- Born: Sweden
- Genres: Orchestral
- Occupation: Composer
- Years active: 2006 - present
- Website: www.glengabriel.com

= Glen Gabriel =

Glen Gabriel is a Swedish composer of films, commercials, and a music arranger, primarily in the field of orchestral scores combined with electronica. He has been nominated for five Hollywood Music in Media Awards.

==Career==
Gabriel has made music featured by organisations such as Electrolux, Lipton Tea, Sharp Aquos, US Marine Corps, Pizza Hut, Dr Pepper, 1800 Tequila, Guinness, US Census, US Navy, Elizabeth Arden, Ford, Coke Zero and Gillette. In 2014 one of his works was performed at the Zürich Opera House.

Gabriel has contributed to movies including The Game Changers (a 2018 documentary with executive producer James Cameron), Stressed to Kill (2016 movie directed by Mark Savage and starring Armand Assante), and to award-winning recordings by pianist Jennifer Thomas.
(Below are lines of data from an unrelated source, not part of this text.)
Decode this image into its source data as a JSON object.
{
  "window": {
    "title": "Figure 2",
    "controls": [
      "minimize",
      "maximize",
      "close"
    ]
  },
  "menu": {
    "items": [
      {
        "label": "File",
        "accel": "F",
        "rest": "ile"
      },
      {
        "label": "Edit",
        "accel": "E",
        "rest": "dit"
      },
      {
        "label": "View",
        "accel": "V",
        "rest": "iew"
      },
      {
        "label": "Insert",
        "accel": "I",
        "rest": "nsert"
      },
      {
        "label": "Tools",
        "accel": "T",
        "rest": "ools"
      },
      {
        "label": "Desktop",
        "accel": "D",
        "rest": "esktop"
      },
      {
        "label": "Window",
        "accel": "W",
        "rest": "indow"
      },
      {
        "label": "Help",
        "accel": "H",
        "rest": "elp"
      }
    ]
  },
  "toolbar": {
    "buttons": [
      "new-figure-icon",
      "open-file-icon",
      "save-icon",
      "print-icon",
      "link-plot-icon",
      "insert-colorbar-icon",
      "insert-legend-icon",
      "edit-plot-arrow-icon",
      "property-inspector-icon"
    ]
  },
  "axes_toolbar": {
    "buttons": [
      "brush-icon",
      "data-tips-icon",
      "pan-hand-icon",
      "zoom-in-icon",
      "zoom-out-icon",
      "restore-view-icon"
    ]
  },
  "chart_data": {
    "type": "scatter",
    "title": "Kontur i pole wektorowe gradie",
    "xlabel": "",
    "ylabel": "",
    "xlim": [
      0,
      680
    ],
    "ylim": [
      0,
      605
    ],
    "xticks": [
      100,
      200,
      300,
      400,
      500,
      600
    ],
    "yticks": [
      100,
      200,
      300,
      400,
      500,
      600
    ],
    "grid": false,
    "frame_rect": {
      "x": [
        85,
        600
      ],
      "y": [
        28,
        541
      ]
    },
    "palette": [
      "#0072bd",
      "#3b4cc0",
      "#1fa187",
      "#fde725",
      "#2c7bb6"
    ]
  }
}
In 2012 he was nominated by the Hollywood Music in Media Awards in the Contemporary Orchestral/Instrumental category.

During 2017 Gabriel was credited as composing and conducting strings on the Steelheart release Through Worlds of Stardust, and received a Hollywood Music in Media Awards nomination in the original score independent film category for the Mark Savage movie Purgatory Road.

In September 2018 Gabriel was nominated by the Hollywood Music in Media Awards for producer/production in collaboration with Jennifer Thomas in recognition of the album The Fire Within. also in 2018 he contributed to the Netflix series Drug Lords and the American telenovela Mi familia perfecta.

During 2022 he was twice nominated by the Hollywood Music in Media Awards for his Dramatic/Crime genre composition Where Are You and his SciFi/Fantasy piece The First Gods.